Saudi Arabia's King Abdullah University of Science and Technology (KAUST) Distinguished Professor of Applied Mathematics and Computational Science Marc Genton and his colleagues have developed an effective way to use the enormous amount of power-usage data reported by household energy meters to more accurately forecast power demand .
In many countries, households and businesses are fitted with “smart” power meters that report power consumption in short intervals to the electricity network. For consumers, smart meters make it possible to monitor electricity usage in real time, and often the data they collect can help to identify usage habits and issues. For generators, smart-meter data represent a potential gold mine of information with which to better predict demand and operate power-generation facilities more efficiently. However, the sheer volume and complexity of data collected by household smart meters on a city or regional scale makes using the data challenging.
“Smart-meter data can help generators understand individual electricity consumption behavior,” explained Genton; “however, the heterogeneity, high level of noise and volume of data require the development of new forecasting algorithms. Our flexible machine-learning algorithm is designed to handle the specific properties of smart-meter data.”
One of the main difficulties in effectively analyzing household power-consumption data is the noise caused by rapid changes in energy usage as appliances are switched on and off. In addition, the enormous variety in usage patterns among households and the volume of data that need to be analyzed presents tremendous obstacles for traditional analytical approaches.
Genton and his former postdoc Souhaib Ben Taieb and KAUST Assistant Professor of Applied Mathematics and Computational Science Raphaël Huser collaborated with Professor Rob J. Hyndman from Monash University in Australia to develop a machine-learning algorithm that computes one-day-ahead probabilistic forecasts for each meter using recent time-series data and many predictor variables, including date and weather parameters.

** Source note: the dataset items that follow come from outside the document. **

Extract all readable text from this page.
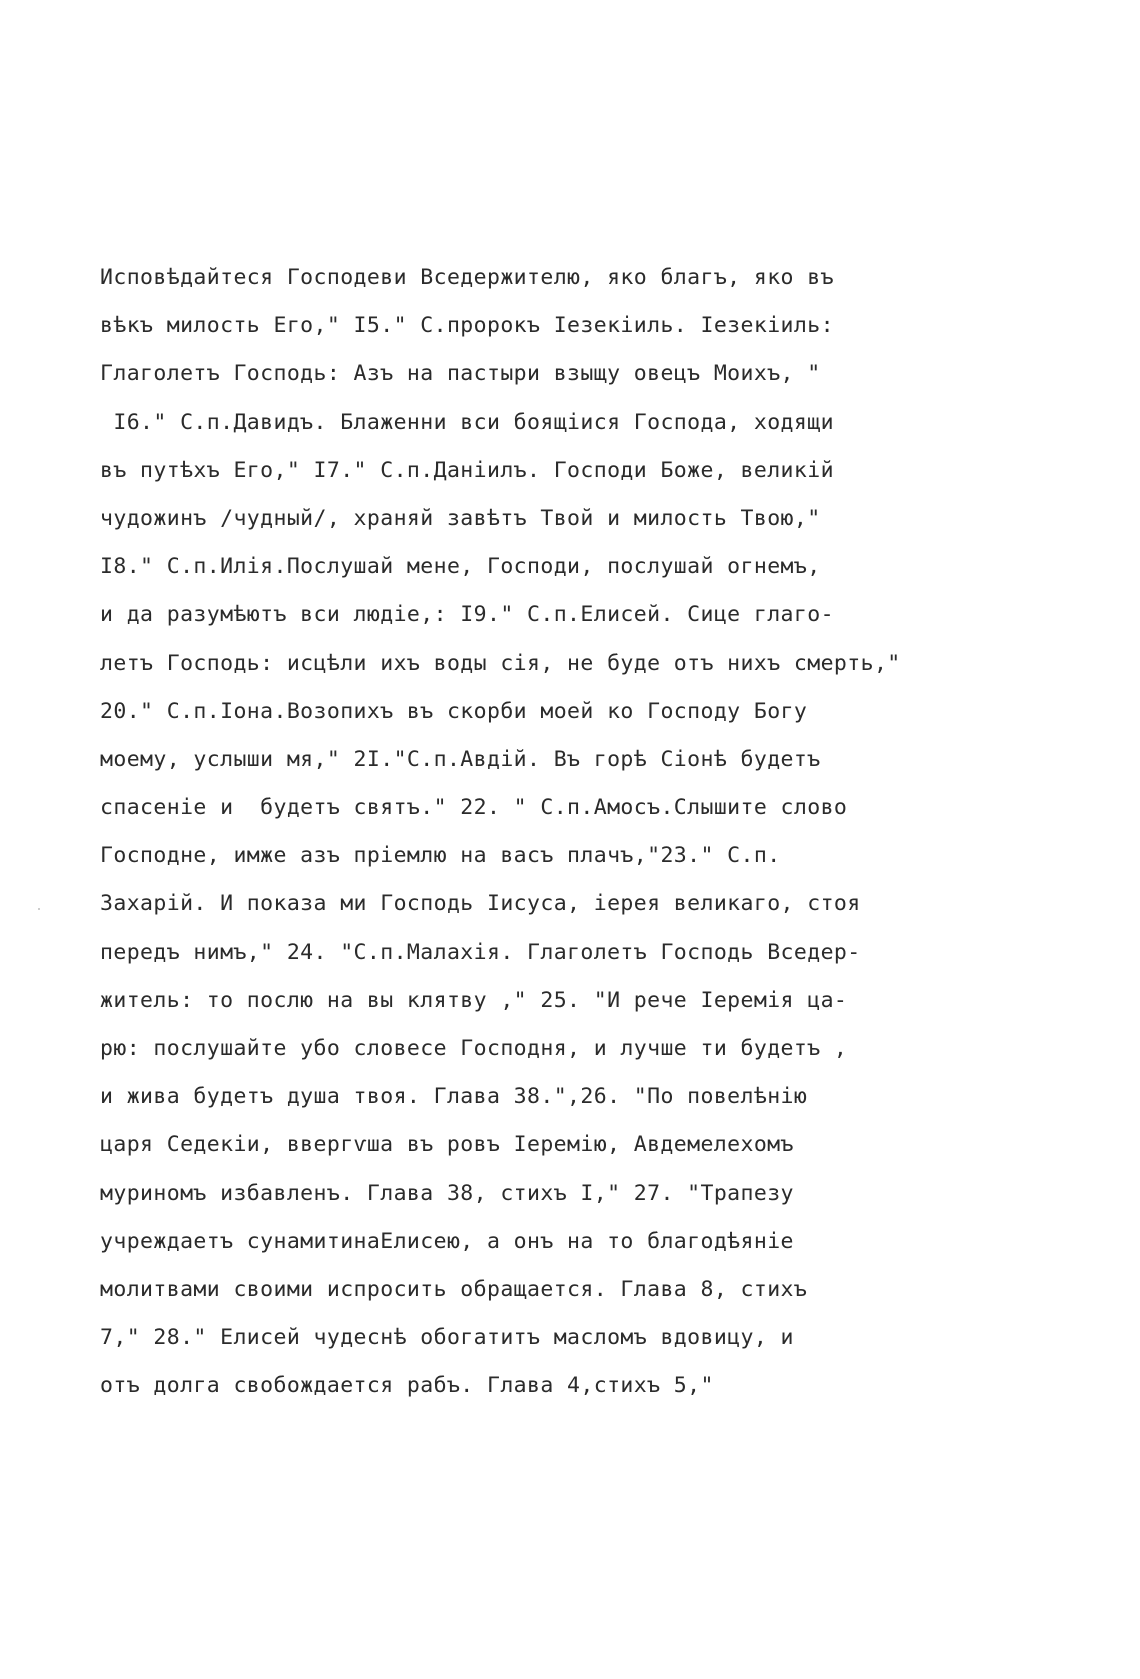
Исповѣдайтеся Господеви Вседержителю, яко благъ, яко въ
вѣкъ милость Его," I5." С.пророкъ Iезекiиль. Iезекiиль:
Глаголетъ Господь: Азъ на пастыри взыщу овецъ Моихъ, "
I6." С.п.Давидъ. Блаженни вси боящiися Господа, ходящи
въ путѣхъ Его," I7." С.п.Данiилъ. Господи Боже, великiй
чудожинъ /чудный/, храняй завѣтъ Твой и милость Твою,"
I8." С.п.Илiя.Послушай мене, Господи, послушай огнемъ,
и да разумѣютъ вси людiе,: I9." С.п.Елисей. Сице глаго-
летъ Господь: исцѣли ихъ воды сiя, не буде отъ нихъ смерть,"
20." С.п.Iона.Возопихъ въ скорби моей ко Господу Богу
моему, услыши мя," 2I."С.п.Авдiй. Въ горѣ Сiонѣ будетъ
спасенiе и  будетъ святъ." 22. " С.п.Амосъ.Слышите слово
Господне, имже азъ прiемлю на васъ плачъ,"23." С.п.
Захарiй. И показа ми Господь Iисуса, iерея великаго, стоя
передъ нимъ," 24. "С.п.Малахiя. Глаголетъ Господь Вседер-
житель: то послю на вы клятву ," 25. "И рече Iеремiя ца-
рю: послушайте убо словесе Господня, и лучше ти будетъ ,
и жива будетъ душа твоя. Глава 38.",26. "По повелѣнiю
царя Седекiи, ввергѵша въ ровъ Iеремiю, Авдемелехомъ
муриномъ избавленъ. Глава 38, стихъ I," 27. "Трапезу
учреждаетъ сунамитинаЕлисею, а онъ на то благодѣянiе
молитвами своими испросить обращается. Глава 8, стихъ
7," 28." Елисей чудеснѣ обогатитъ масломъ вдовицу, и
отъ долга свобождается рабъ. Глава 4,стихъ 5,"
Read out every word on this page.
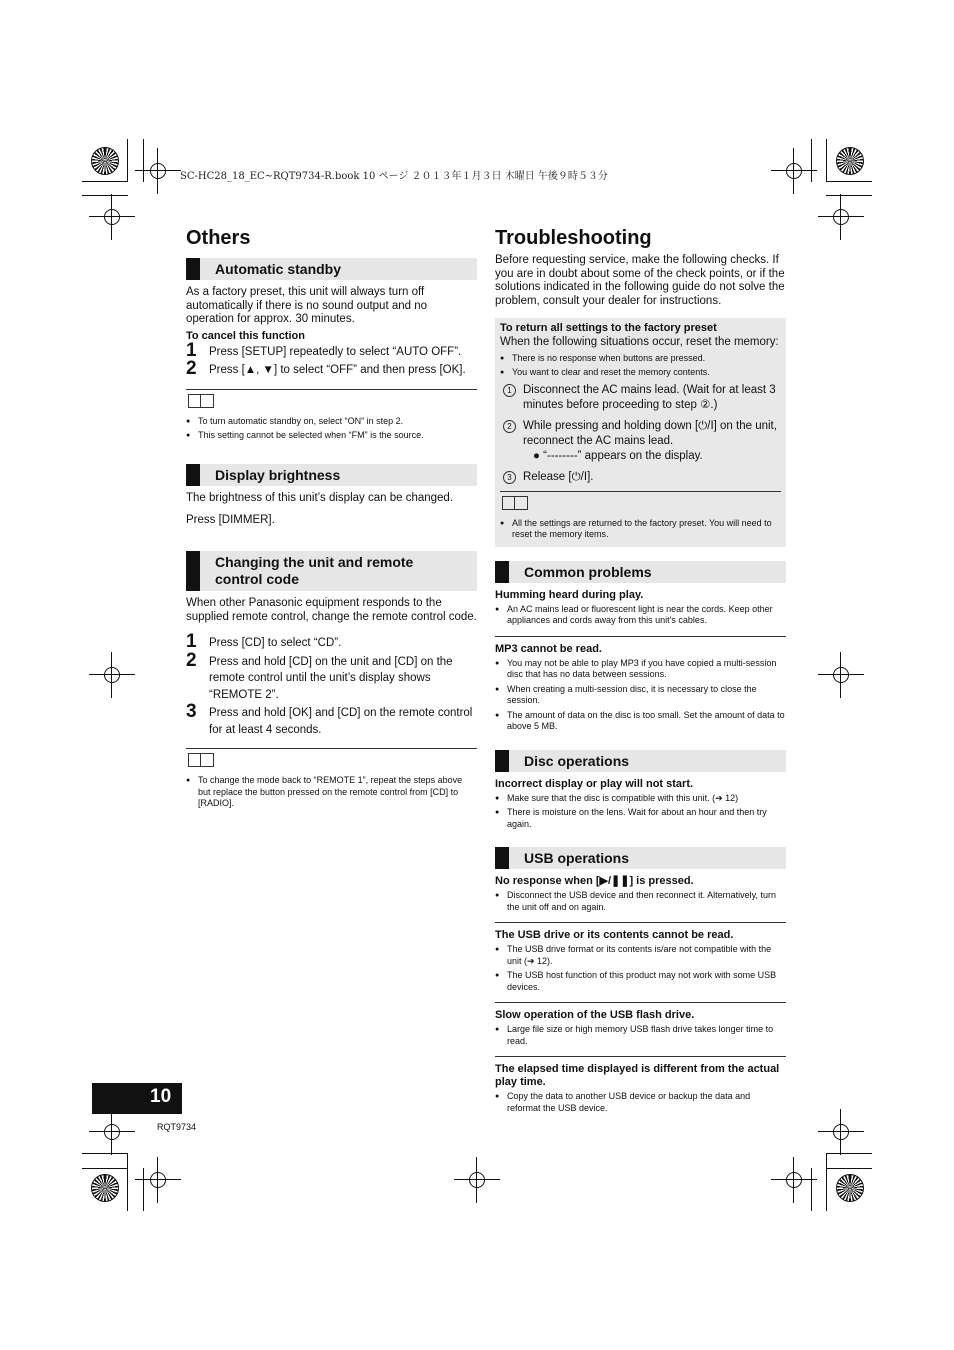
SC-HC28_18_EC~RQT9734-R.book 10 ページ ２０１３年１月３日 木曜日 午後９時５３分
Others
Automatic standby
As a factory preset, this unit will always turn off automatically if there is no sound output and no operation for approx. 30 minutes.
To cancel this function
1 Press [SETUP] repeatedly to select “AUTO OFF”.
2 Press [▲, ▼] to select “OFF” and then press [OK].
● To turn automatic standby on, select “ON” in step 2.
● This setting cannot be selected when “FM” is the source.
Display brightness
The brightness of this unit’s display can be changed.
Press [DIMMER].
Changing the unit and remote control code
When other Panasonic equipment responds to the supplied remote control, change the remote control code.
1 Press [CD] to select “CD”.
2 Press and hold [CD] on the unit and [CD] on the remote control until the unit’s display shows “REMOTE 2”.
3 Press and hold [OK] and [CD] on the remote control for at least 4 seconds.
● To change the mode back to “REMOTE 1”, repeat the steps above but replace the button pressed on the remote control from [CD] to [RADIO].
Troubleshooting
Before requesting service, make the following checks. If you are in doubt about some of the check points, or if the solutions indicated in the following guide do not solve the problem, consult your dealer for instructions.
To return all settings to the factory preset
When the following situations occur, reset the memory:
● There is no response when buttons are pressed.
● You want to clear and reset the memory contents.
1 Disconnect the AC mains lead. (Wait for at least 3 minutes before proceeding to step ②.)
2 While pressing and holding down [⏻/I] on the unit, reconnect the AC mains lead.
● “--------” appears on the display.
3 Release [⏻/I].
● All the settings are returned to the factory preset. You will need to reset the memory items.
Common problems
Humming heard during play.
● An AC mains lead or fluorescent light is near the cords. Keep other appliances and cords away from this unit’s cables.
MP3 cannot be read.
● You may not be able to play MP3 if you have copied a multi-session disc that has no data between sessions.
● When creating a multi-session disc, it is necessary to close the session.
● The amount of data on the disc is too small. Set the amount of data to above 5 MB.
Disc operations
Incorrect display or play will not start.
● Make sure that the disc is compatible with this unit. (➔ 12)
● There is moisture on the lens. Wait for about an hour and then try again.
USB operations
No response when [▶/❚❚] is pressed.
● Disconnect the USB device and then reconnect it. Alternatively, turn the unit off and on again.
The USB drive or its contents cannot be read.
● The USB drive format or its contents is/are not compatible with the unit (➔ 12).
● The USB host function of this product may not work with some USB devices.
Slow operation of the USB flash drive.
● Large file size or high memory USB flash drive takes longer time to read.
The elapsed time displayed is different from the actual play time.
● Copy the data to another USB device or backup the data and reformat the USB device.
10
RQT9734
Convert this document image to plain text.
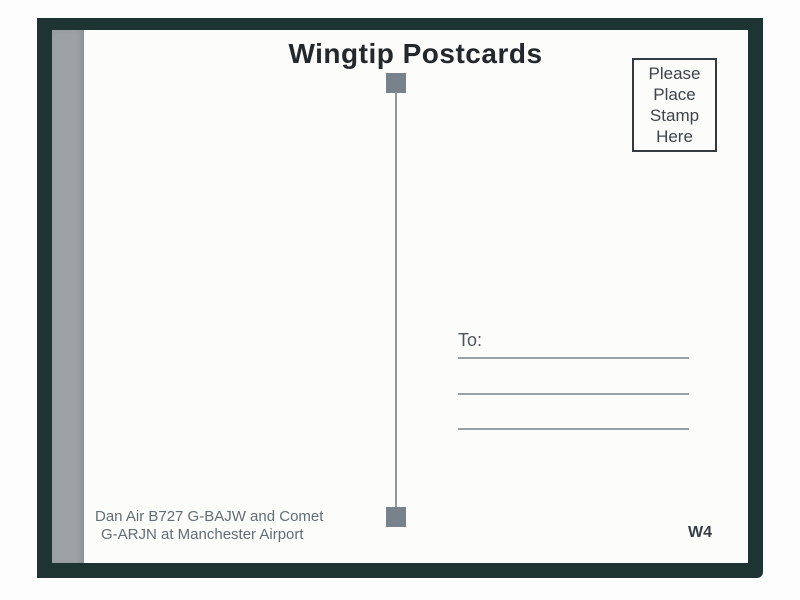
Wingtip Postcards
Please
Place
Stamp
Here
To:
Dan Air B727 G-BAJW and Comet
G-ARJN at Manchester Airport	W4
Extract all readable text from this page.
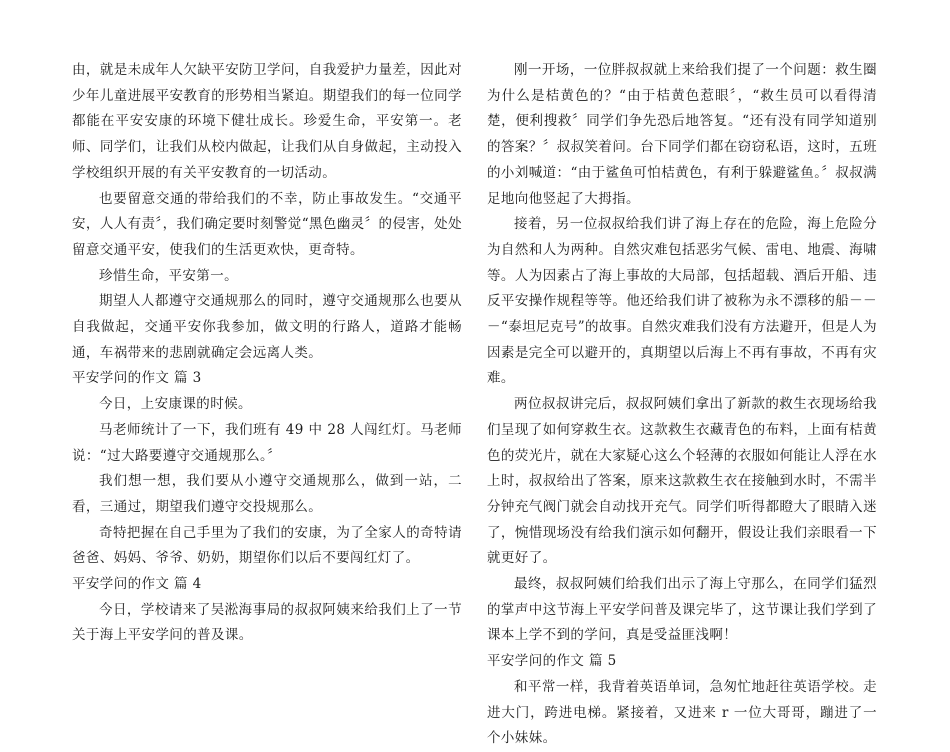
由，就是未成年人欠缺平安防卫学问，自我爱护力量差，因此对少年儿童进展平安教育的形势相当紧迫。期望我们的每一位同学都能在平安安康的环境下健壮成长。珍爱生命，平安第一。老师、同学们，让我们从校内做起，让我们从自身做起，主动投入学校组织开展的有关平安教育的一切活动。

也要留意交通的带给我们的不幸，防止事故发生。“交通平安，人人有责〞，我们确定要时刻警觉“黑色幽灵〞的侵害，处处留意交通平安，使我们的生活更欢快，更奇特。

珍惜生命，平安第一。

期望人人都遵守交通规那么的同时，遵守交通规那么也要从自我做起，交通平安你我参加，做文明的行路人，道路才能畅通，车祸带来的悲剧就确定会远离人类。

平安学问的作文 篇 3

今日，上安康课的时候。

马老师统计了一下，我们班有 49 中 28 人闯红灯。马老师说：“过大路要遵守交通规那么。〞

我们想一想，我们要从小遵守交通规那么，做到一站，二看，三通过，期望我们遵守交投规那么。

奇特把握在自己手里为了我们的安康，为了全家人的奇特请爸爸、妈妈、爷爷、奶奶，期望你们以后不要闯红灯了。

平安学问的作文 篇 4

今日，学校请来了吴淞海事局的叔叔阿姨来给我们上了一节关于海上平安学问的普及课。

刚一开场，一位胖叔叔就上来给我们提了一个问题：救生圈为什么是桔黄色的？“由于桔黄色惹眼〞，“救生员可以看得清楚，便利搜救〞同学们争先恐后地答复。“还有没有同学知道别的答案？〞叔叔笑着问。台下同学们都在窃窃私语，这时，五班的小刘喊道：“由于鲨鱼可怕桔黄色，有利于躲避鲨鱼。〞叔叔满足地向他竖起了大拇指。

接着，另一位叔叔给我们讲了海上存在的危险，海上危险分为自然和人为两种。自然灾难包括恶劣气候、雷电、地震、海啸等。人为因素占了海上事故的大局部，包括超载、酒后开船、违反平安操作规程等等。他还给我们讲了被称为永不漂移的船－－－“泰坦尼克号”的故事。自然灾难我们没有方法避开，但是人为因素是完全可以避开的，真期望以后海上不再有事故，不再有灾难。

两位叔叔讲完后，叔叔阿姨们拿出了新款的救生衣现场给我们呈现了如何穿救生衣。这款救生衣藏青色的布料，上面有桔黄色的荧光片，就在大家疑心这么个轻薄的衣服如何能让人浮在水上时，叔叔给出了答案，原来这款救生衣在接触到水时，不需半分钟充气阀门就会自动找开充气。同学们听得都瞪大了眼睛入迷了，惋惜现场没有给我们演示如何翻开，假设让我们亲眼看一下就更好了。

最终，叔叔阿姨们给我们出示了海上守那么，在同学们猛烈的掌声中这节海上平安学问普及课完毕了，这节课让我们学到了课本上学不到的学问，真是受益匪浅啊！

平安学问的作文 篇 5

和平常一样，我背着英语单词，急匆忙地赶往英语学校。走进大门，跨进电梯。紧接着，又进来 r 一位大哥哥，蹦进了一个小妹妹。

In their demonstration study, the team used the distributed computing environment at KAUST to analyze half-hourly smart-meter data recorded by more than 3,000 households over 1.5 years.
“Our algorithm has many advantages, including flexibility, automatic variable selection and interpretability,” said Genton, “and we showed that it can provide more accurate probabilistic forecasts compared to existing state-of-the art forecasting methods.”